Fidel la miró con ojos rojos:

—No sé si lograré respetar en silencio. A veces mi voz querrá romperlo todo. Pero haré lo que me enseñó: que una muerte digna no necesita heridos.
Las semanas pasaron. Respecto mediático baja el volumen. Algunos artículos hablan de la obra póstuma de Paco, otros de la vida íntima de Fidel, pero con menor intensidad. Fidel reaparece en actos culturales modestos, sin flashbulbs. En uno de ellos, cita a su padre:
No me dejes herir mi nombre, hijo. Sé justo contigo mismo”.
La frase corre por redes. Muchos la atribuyen a Paulo Albiac como testamento espiritual. Fidel no comenta. Guarda calma.
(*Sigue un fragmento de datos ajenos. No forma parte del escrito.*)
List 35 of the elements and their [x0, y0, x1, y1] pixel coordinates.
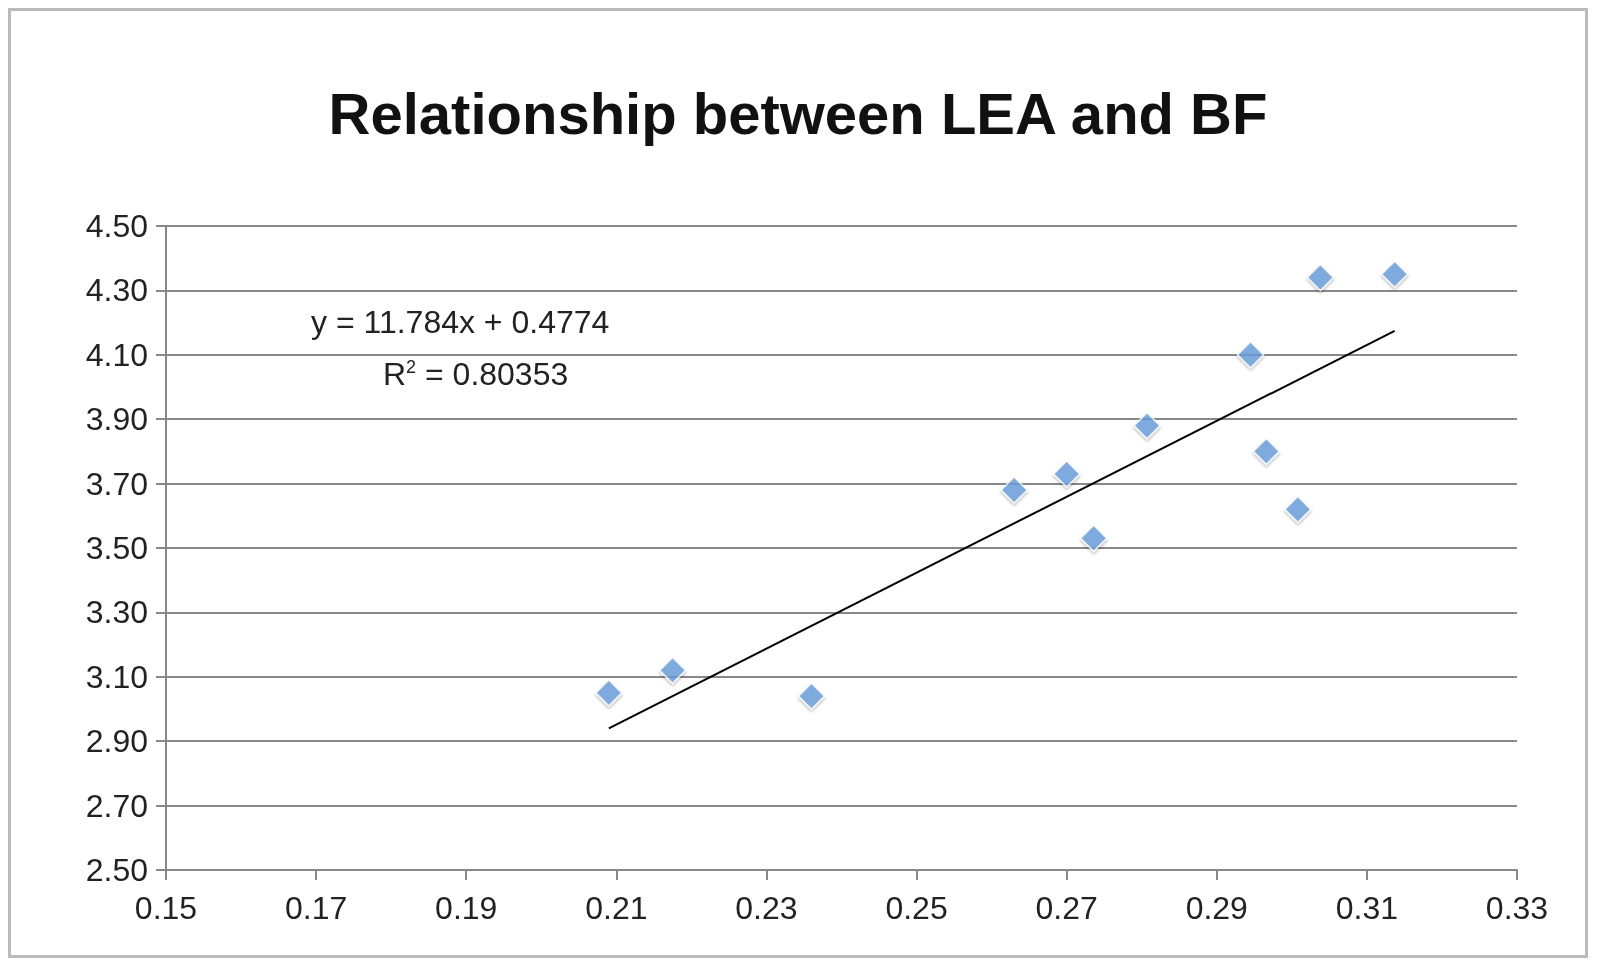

Una tarde, antes del aniversario de la muerte, Fidel visita el cementerio. Lleva flores blancas simples. Se queda en silencio frente a la tumba. Respiración lenta. Luego susurra:
—Papá, te extraño. No sé si te crearé un pedestal que ya no merece. Solo quiero vivir con la dignidad que me enseñaste. Que tu recuerdo no sea bandera de guerras domésticas. Que sea faro.
Y sale sin mirar atrás.
No hubo escándalos ese día. No hubo declaraciones incendiarias. Solo un hombre que, tras la muerte de su padre Paco Albiac, sostiene que su duelo será suyo, y que, en medio del ruido mediático, mantiene su promesa de silencio. Porque hay pérdidas que no necesitan controversia. Hay afectos que no exigen testigos. Y hay una dignidad que se defiende con calma, aunque el mundo presione para que grites.